A lender is shopping a Pasadena office campus about three years after taking the keys back, according to marketing materials reviewed by The Real Deal.
The real estate on 251 South Lake Avenue called Pasarroyo was owned by Coretrust Capital Partners — but control of the four-building, 650,000-square-foot campus reverted to the lender, Heitman, after a failed public auction.
The opening offer in December 2023 was $114 million, TRD previously reported. That was less than what Coretrust Capital purchased the campus for in 2018, not to mention the $50 million it later spent on renovations — and the around $270 million the company owed.
Coretrust Capital had an issue refinancing the property.
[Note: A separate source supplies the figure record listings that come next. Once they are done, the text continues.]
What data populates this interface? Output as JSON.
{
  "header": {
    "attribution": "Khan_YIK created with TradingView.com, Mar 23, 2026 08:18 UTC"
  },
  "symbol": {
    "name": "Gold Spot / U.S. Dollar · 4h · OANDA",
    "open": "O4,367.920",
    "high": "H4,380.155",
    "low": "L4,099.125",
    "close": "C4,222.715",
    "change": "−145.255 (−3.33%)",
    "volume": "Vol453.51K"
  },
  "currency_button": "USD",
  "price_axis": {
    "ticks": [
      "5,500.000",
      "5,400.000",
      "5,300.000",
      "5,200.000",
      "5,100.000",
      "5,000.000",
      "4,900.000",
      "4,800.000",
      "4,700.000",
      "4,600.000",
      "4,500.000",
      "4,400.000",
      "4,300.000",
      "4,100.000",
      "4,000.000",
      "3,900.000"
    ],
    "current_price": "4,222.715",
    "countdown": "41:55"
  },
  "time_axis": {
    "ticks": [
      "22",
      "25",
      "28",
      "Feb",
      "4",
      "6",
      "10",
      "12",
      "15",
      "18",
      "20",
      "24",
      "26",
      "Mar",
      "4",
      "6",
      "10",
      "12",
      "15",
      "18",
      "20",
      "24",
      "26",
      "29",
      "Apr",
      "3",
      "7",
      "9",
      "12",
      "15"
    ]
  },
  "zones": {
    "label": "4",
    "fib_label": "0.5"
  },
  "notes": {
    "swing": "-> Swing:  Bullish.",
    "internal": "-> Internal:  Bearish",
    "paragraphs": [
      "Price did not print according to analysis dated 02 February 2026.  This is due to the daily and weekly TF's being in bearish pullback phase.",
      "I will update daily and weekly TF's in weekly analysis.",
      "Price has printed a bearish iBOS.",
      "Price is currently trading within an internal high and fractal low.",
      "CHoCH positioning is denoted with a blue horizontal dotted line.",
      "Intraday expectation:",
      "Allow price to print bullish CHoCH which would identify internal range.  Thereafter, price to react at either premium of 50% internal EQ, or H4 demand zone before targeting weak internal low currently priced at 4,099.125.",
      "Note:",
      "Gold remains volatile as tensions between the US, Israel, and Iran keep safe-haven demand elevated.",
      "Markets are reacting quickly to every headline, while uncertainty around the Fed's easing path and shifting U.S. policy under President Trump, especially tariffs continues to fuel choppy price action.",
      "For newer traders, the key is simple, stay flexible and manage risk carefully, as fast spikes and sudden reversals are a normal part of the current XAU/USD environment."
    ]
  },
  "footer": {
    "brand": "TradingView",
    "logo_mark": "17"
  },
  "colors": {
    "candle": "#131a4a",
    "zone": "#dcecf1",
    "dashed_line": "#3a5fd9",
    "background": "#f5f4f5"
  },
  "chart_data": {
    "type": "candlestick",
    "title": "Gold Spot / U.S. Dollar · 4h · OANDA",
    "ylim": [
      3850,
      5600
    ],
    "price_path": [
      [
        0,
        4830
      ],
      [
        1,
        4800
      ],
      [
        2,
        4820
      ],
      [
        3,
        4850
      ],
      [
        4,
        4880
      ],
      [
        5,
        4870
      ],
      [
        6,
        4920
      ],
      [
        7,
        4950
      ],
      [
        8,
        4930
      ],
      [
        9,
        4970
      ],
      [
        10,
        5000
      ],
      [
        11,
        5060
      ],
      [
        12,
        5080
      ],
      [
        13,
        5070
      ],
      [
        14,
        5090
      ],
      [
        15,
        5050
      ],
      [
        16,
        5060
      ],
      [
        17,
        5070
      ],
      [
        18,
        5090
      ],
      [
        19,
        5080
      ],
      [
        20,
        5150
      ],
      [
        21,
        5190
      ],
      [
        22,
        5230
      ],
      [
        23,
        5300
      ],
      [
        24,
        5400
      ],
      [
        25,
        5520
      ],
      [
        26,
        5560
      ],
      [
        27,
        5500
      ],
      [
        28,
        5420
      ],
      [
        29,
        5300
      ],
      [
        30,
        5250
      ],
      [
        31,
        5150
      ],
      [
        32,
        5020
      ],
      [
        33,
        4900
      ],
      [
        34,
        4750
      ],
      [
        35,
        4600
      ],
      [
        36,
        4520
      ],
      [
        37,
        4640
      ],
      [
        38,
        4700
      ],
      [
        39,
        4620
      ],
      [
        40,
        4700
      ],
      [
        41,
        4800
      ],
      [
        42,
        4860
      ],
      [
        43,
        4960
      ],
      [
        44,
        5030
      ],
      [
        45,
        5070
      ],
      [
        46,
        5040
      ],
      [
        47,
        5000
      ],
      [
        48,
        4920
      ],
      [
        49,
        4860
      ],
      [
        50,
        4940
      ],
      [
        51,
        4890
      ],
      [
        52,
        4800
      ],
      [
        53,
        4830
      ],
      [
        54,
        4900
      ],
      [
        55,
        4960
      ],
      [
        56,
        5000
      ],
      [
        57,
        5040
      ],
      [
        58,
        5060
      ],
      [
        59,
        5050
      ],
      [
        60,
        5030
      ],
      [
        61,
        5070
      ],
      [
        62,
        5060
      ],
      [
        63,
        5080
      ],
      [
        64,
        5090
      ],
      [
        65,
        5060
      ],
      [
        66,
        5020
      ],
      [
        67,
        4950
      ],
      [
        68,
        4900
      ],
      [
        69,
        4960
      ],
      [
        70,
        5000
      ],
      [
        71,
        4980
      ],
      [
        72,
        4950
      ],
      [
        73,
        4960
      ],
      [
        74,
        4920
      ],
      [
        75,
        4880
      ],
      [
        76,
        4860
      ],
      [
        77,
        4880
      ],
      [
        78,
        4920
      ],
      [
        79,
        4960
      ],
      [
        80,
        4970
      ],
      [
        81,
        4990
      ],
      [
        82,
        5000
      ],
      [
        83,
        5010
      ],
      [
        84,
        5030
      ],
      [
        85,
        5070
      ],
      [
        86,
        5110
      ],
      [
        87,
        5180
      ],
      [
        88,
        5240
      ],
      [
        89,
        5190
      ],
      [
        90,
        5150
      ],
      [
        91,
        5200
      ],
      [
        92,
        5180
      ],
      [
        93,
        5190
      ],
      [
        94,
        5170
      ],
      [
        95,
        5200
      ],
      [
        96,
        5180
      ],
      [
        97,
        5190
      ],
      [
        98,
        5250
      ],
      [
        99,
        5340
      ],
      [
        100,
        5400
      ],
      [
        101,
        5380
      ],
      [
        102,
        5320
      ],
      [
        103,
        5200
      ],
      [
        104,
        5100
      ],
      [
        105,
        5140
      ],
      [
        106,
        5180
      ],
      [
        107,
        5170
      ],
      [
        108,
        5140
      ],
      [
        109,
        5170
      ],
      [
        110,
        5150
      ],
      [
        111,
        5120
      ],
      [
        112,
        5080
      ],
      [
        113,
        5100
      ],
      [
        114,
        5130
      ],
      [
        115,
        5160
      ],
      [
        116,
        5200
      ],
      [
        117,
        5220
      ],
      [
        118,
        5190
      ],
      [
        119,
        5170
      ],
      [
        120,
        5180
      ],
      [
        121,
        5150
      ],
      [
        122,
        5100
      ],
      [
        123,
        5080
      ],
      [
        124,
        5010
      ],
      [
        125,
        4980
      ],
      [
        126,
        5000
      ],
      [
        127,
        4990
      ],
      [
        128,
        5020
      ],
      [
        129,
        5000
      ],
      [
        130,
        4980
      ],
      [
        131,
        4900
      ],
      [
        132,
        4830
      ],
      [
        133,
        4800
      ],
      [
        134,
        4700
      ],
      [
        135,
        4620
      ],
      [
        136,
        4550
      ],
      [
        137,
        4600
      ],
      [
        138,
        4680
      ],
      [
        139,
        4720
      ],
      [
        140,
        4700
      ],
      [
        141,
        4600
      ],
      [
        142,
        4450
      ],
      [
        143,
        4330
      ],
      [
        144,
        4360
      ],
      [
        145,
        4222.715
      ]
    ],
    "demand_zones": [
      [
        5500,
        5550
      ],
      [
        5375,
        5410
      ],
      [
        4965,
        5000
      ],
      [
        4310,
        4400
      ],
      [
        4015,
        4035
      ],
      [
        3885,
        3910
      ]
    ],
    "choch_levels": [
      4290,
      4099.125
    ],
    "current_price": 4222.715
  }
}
Managing principal John Sischo in late 2023 said: “The capital markets are not in existence to take out a refinance for an office building, no matter how great the property is,” he told Bisnow.
JLL has the listing for the largest office campus in Pasadena that spans an entire six-acre city block. The Pasarroyo is 88 percent occupied and commands premium rents, per the offering memorandum. Tenants include JP Morgan, Charles Schwab and more recently, Wedbush Securities, which left its downtown Los Angeles space. Now that office tower is in trouble.
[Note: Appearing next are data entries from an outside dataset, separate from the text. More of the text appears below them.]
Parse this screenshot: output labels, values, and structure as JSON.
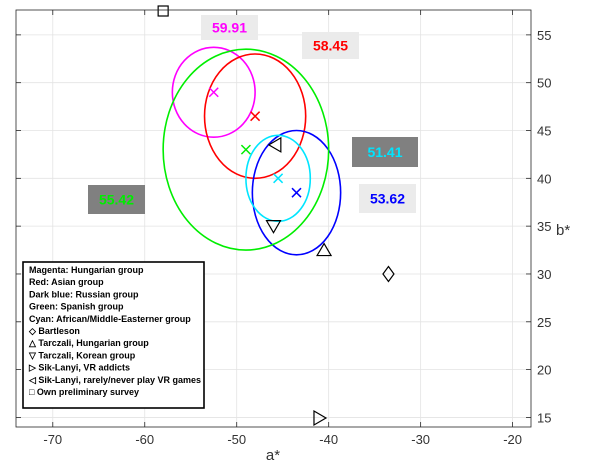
{
  "chart_data": {
    "type": "scatter",
    "title": "",
    "xlabel": "a*",
    "ylabel": "b*",
    "xlim": [
      -74,
      -18
    ],
    "ylim": [
      14,
      57.6
    ],
    "xticks": [
      -70,
      -60,
      -50,
      -40,
      -30,
      -20
    ],
    "yticks": [
      15,
      20,
      25,
      30,
      35,
      40,
      45,
      50,
      55
    ],
    "grid": true,
    "y_axis_side": "right",
    "groups": [
      {
        "name": "Magenta: Hungarian group",
        "color": "#ff00ff",
        "center": [
          -52.5,
          49.0
        ],
        "radius": [
          4.5,
          4.7
        ],
        "value_label": "59.91",
        "label_fill": "#ebebeb",
        "label_text_color": "#ff00ff"
      },
      {
        "name": "Red: Asian group",
        "color": "#ff0000",
        "center": [
          -48.0,
          46.5
        ],
        "radius": [
          5.5,
          6.5
        ],
        "value_label": "58.45",
        "label_fill": "#ebebeb",
        "label_text_color": "#ff0000"
      },
      {
        "name": "Dark blue: Russian group",
        "color": "#0000ff",
        "center": [
          -43.5,
          38.5
        ],
        "radius": [
          4.8,
          6.5
        ],
        "value_label": "53.62",
        "label_fill": "#ebebeb",
        "label_text_color": "#0000ff"
      },
      {
        "name": "Green: Spanish group",
        "color": "#00ee00",
        "center": [
          -49.0,
          43.0
        ],
        "radius": [
          9.0,
          10.5
        ],
        "value_label": "55.42",
        "label_fill": "#808080",
        "label_text_color": "#00ee00"
      },
      {
        "name": "Cyan: African/Middle-Easterner group",
        "color": "#00e5ff",
        "center": [
          -45.5,
          40.0
        ],
        "radius": [
          3.5,
          4.5
        ],
        "value_label": "51.41",
        "label_fill": "#808080",
        "label_text_color": "#00e5ff"
      }
    ],
    "markers": [
      {
        "name": "Bartleson",
        "symbol": "diamond",
        "x": -33.5,
        "y": 30.0
      },
      {
        "name": "Tarczali, Hungarian group",
        "symbol": "triangle-up",
        "x": -40.5,
        "y": 32.5
      },
      {
        "name": "Tarczali, Korean group",
        "symbol": "triangle-down",
        "x": -46.0,
        "y": 35.0
      },
      {
        "name": "Sik-Lanyi, VR addicts",
        "symbol": "triangle-right",
        "x": -41.0,
        "y": 14.2
      },
      {
        "name": "Sik-Lanyi, rarely/never play VR games",
        "symbol": "triangle-left",
        "x": -45.8,
        "y": 43.5
      },
      {
        "name": "Own preliminary survey",
        "symbol": "square",
        "x": -58.0,
        "y": 57.6
      }
    ],
    "legend": {
      "placement": "bottom-left",
      "entries": [
        "Magenta: Hungarian group",
        "Red: Asian group",
        "Dark blue: Russian group",
        "Green: Spanish group",
        "Cyan: African/Middle-Easterner group",
        "◇ Bartleson",
        "△ Tarczali, Hungarian group",
        "▽ Tarczali, Korean group",
        "▷ Sik-Lanyi, VR addicts",
        "◁ Sik-Lanyi, rarely/never play VR games",
        "□ Own preliminary survey"
      ]
    }
  }
}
There is no mention of an asking price in the marketing materials. Pasadena’s South Lake Avenue district is separate from its downtown, but some recent trades in the general vicinity may shed some light on pricing.
Irvine Company sold an office building on East Colorado Boulevard for about $360 per square foot, or $98 million — a steep decline from its $144 million prior purchase price. Harbor Associates and Roxborough Group purchased an office complex on the corner of South Lake Avenue and East Colorado Boulevard for $120 million, and that deal worked out to about $252 per square foot.
If the lender were to recoup the more than $270 million it’s owed, the sale would need to come out to about $420 per square foot.
Neither Heitman nor JLL immediately responded to a request for comment.